Planning Content for All Devices

July 27, 2014

Advancements in CSS3 offer more opportunities for responsive design and audiences are increasingly becoming aware of Web sites that are tailored to their device versus Web sites that are just conforming to a standard that doesn’t suit the device they are using.

When designing a site that responds to all sizes of screens you not only need to think about the technology that makes this happen, but you also especially want to give thought to the content that will appear on each screen.

Squishing content into a tall stack of information may not be the best way to present your content to small screen users.

Examining your Web site analytics to see what content is most viewed and used is worth the while. Try to determine what people want to see first. From there, prioritize your content from top-down, most used to least viewed, so that you can easily decide what content should be added as your screen real estate increases.

For example, if the bulk of users to your Web site are composed of event attendees and exhibitors then the first information displayed to small screen users may be a button for ‘Exhibitor Information’ and a button for ‘Attendee Information’. 

Once the user chooses, the next screen will be tailored to their needs rather than using precious real estate talking about attendee registration when an exhibitor is viewing the site. When your Web site is accessed via mobile devices its more important than ever to know what your audiences wants the most out of your Web site.  

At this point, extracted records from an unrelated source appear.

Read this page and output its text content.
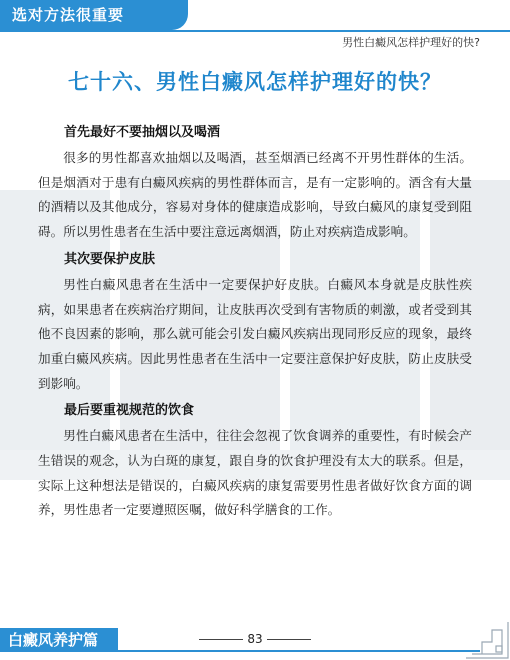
选对方法很重要
男性白癜风怎样护理好的快?
七十六、男性白癜风怎样护理好的快？
首先最好不要抽烟以及喝酒

很多的男性都喜欢抽烟以及喝酒，甚至烟酒已经离不开男性群体的生活。但是烟酒对于患有白癜风疾病的男性群体而言，是有一定影响的。酒含有大量的酒精以及其他成分，容易对身体的健康造成影响，导致白癜风的康复受到阻碍。所以男性患者在生活中要注意远离烟酒，防止对疾病造成影响。

其次要保护皮肤

男性白癜风患者在生活中一定要保护好皮肤。白癜风本身就是皮肤性疾病，如果患者在疾病治疗期间，让皮肤再次受到有害物质的刺激，或者受到其他不良因素的影响，那么就可能会引发白癜风疾病出现同形反应的现象，最终加重白癜风疾病。因此男性患者在生活中一定要注意保护好皮肤，防止皮肤受到影响。

最后要重视规范的饮食

男性白癜风患者在生活中，往往会忽视了饮食调养的重要性，有时候会产生错误的观念，认为白斑的康复，跟自身的饮食护理没有太大的联系。但是，实际上这种想法是错误的，白癜风疾病的康复需要男性患者做好饮食方面的调养，男性患者一定要遵照医嘱，做好科学膳食的工作。

白癜风养护篇	83
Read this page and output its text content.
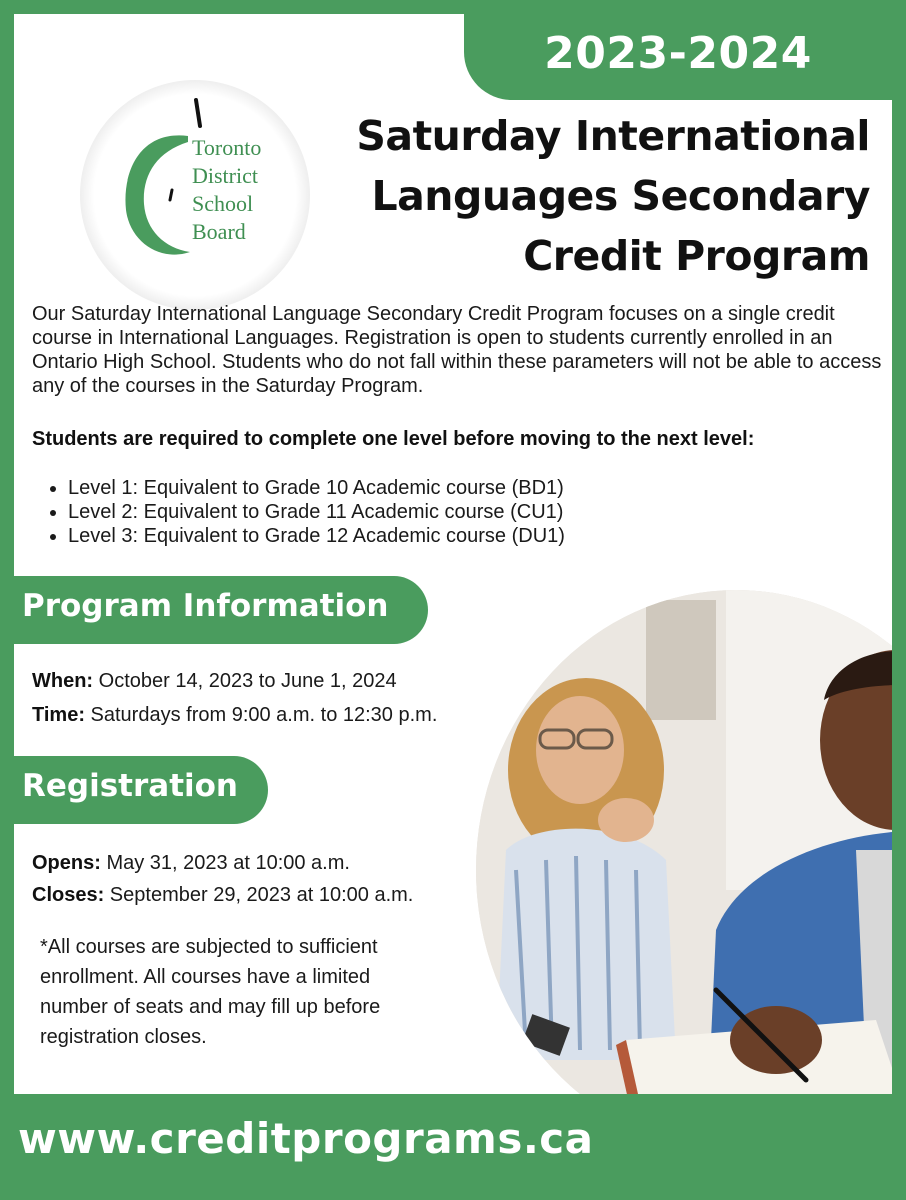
2023-2024
Toronto
District
School
Board
Saturday International
Languages Secondary
Credit Program
Our Saturday International Language Secondary Credit Program focuses on a single credit course in International Languages. Registration is open to students currently enrolled in an Ontario High School. Students who do not fall within these parameters will not be able to access any of the courses in the Saturday Program.
Students are required to complete one level before moving to the next level:
• Level 1: Equivalent to Grade 10 Academic course (BD1)
• Level 2: Equivalent to Grade 11 Academic course (CU1)
• Level 3: Equivalent to Grade 12 Academic course (DU1)
Program Information
When: October 14, 2023 to June 1, 2024
Time: Saturdays from 9:00 a.m. to 12:30 p.m.
Registration
Opens: May 31, 2023 at 10:00 a.m.
Closes: September 29, 2023 at 10:00 a.m.
*All courses are subjected to sufficient
enrollment. All courses have a limited
number of seats and may fill up before
registration closes.
www.creditprograms.ca
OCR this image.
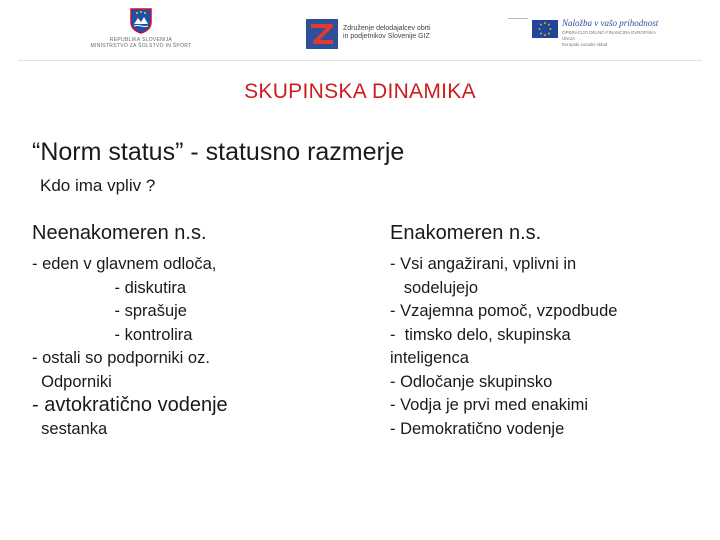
REPUBLIKA SLOVENIJA
MINISTRSTVO ZA ŠOLSTVO IN ŠPORT
Združenje delodajalcev obrti
in podjetnikov Slovenije GIZ
Naložba v vašo prihodnost
OPERACIJO DELNO FINANCIRA EVROPSKA UNIJA
Evropski socialni sklad
SKUPINSKA DINAMIKA
“Norm status” - statusno razmerje
Kdo ima vpliv ?
Neenakomeren n.s.
- eden v glavnem odloča,
- diskutira
- sprašuje
- kontrolira
- ostali so podporniki oz.
Odporniki
- avtokratično vodenje
sestanka
Enakomeren n.s.
- Vsi angažirani, vplivni in
sodelujejo
- Vzajemna pomoč, vzpodbude
-  timsko delo, skupinska
inteligenca
- Odločanje skupinsko
- Vodja je prvi med enakimi
- Demokratično vodenje
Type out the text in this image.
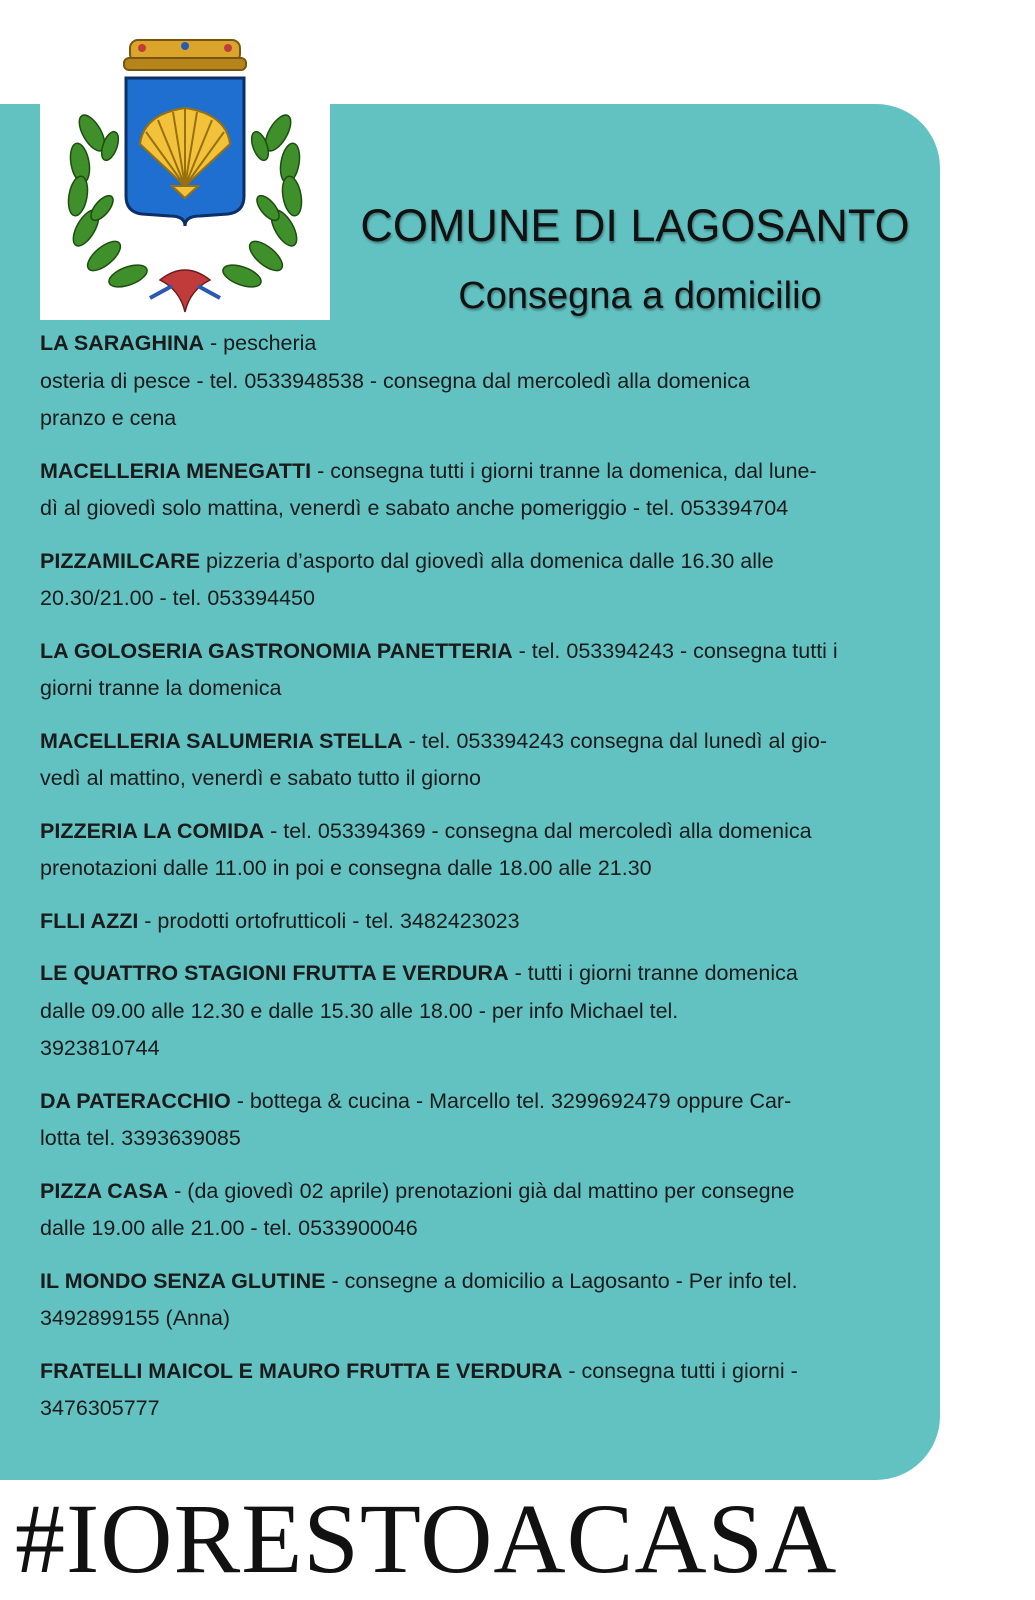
COMUNE DI LAGOSANTO
Consegna a domicilio
LA SARAGHINA - pescheria
osteria di pesce - tel. 0533948538 - consegna dal mercoledì alla domenica
pranzo e cena
MACELLERIA MENEGATTI - consegna tutti i giorni tranne la domenica, dal lune-
dì al giovedì solo mattina, venerdì e sabato anche pomeriggio - tel. 053394704
PIZZAMILCARE pizzeria d’asporto dal giovedì alla domenica dalle 16.30 alle
20.30/21.00 - tel. 053394450
LA GOLOSERIA GASTRONOMIA PANETTERIA - tel. 053394243 - consegna tutti i
giorni tranne la domenica
MACELLERIA SALUMERIA STELLA - tel. 053394243 consegna dal lunedì al gio-
vedì al mattino, venerdì e sabato tutto il giorno
PIZZERIA LA COMIDA - tel. 053394369 - consegna dal mercoledì alla domenica
prenotazioni dalle 11.00 in poi e consegna dalle 18.00 alle 21.30
FLLI AZZI - prodotti ortofrutticoli - tel. 3482423023
LE QUATTRO STAGIONI FRUTTA E VERDURA - tutti i giorni tranne domenica
dalle 09.00 alle 12.30 e dalle 15.30 alle 18.00 - per info Michael tel.
3923810744
DA PATERACCHIO - bottega & cucina - Marcello tel. 3299692479 oppure Car-
lotta tel. 3393639085
PIZZA CASA - (da giovedì 02 aprile) prenotazioni già dal mattino per consegne
dalle 19.00 alle 21.00 - tel. 0533900046
IL MONDO SENZA GLUTINE - consegne a domicilio a Lagosanto - Per info tel.
3492899155 (Anna)
FRATELLI MAICOL E MAURO FRUTTA E VERDURA - consegna tutti i giorni -
3476305777
#IORESTOACASA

Also, when designing for small screens you want to tailor the look and actions to the needs of a touch device. Buttons should be large enough to click easily with your finger. Fonts and styles should be large and simple so that they can be read easily on small devices.

If you are able to track the resolutions and screen dimensions that your users utilize, then you can increasingly tailor your content and design to the most used devices accessing your website.  We usually give preference to designing for small screens however you may have a large constituency that views your website on large screens. You don’t want this audience staring at a lot of blank space, that’s prime real estate you are missing out on.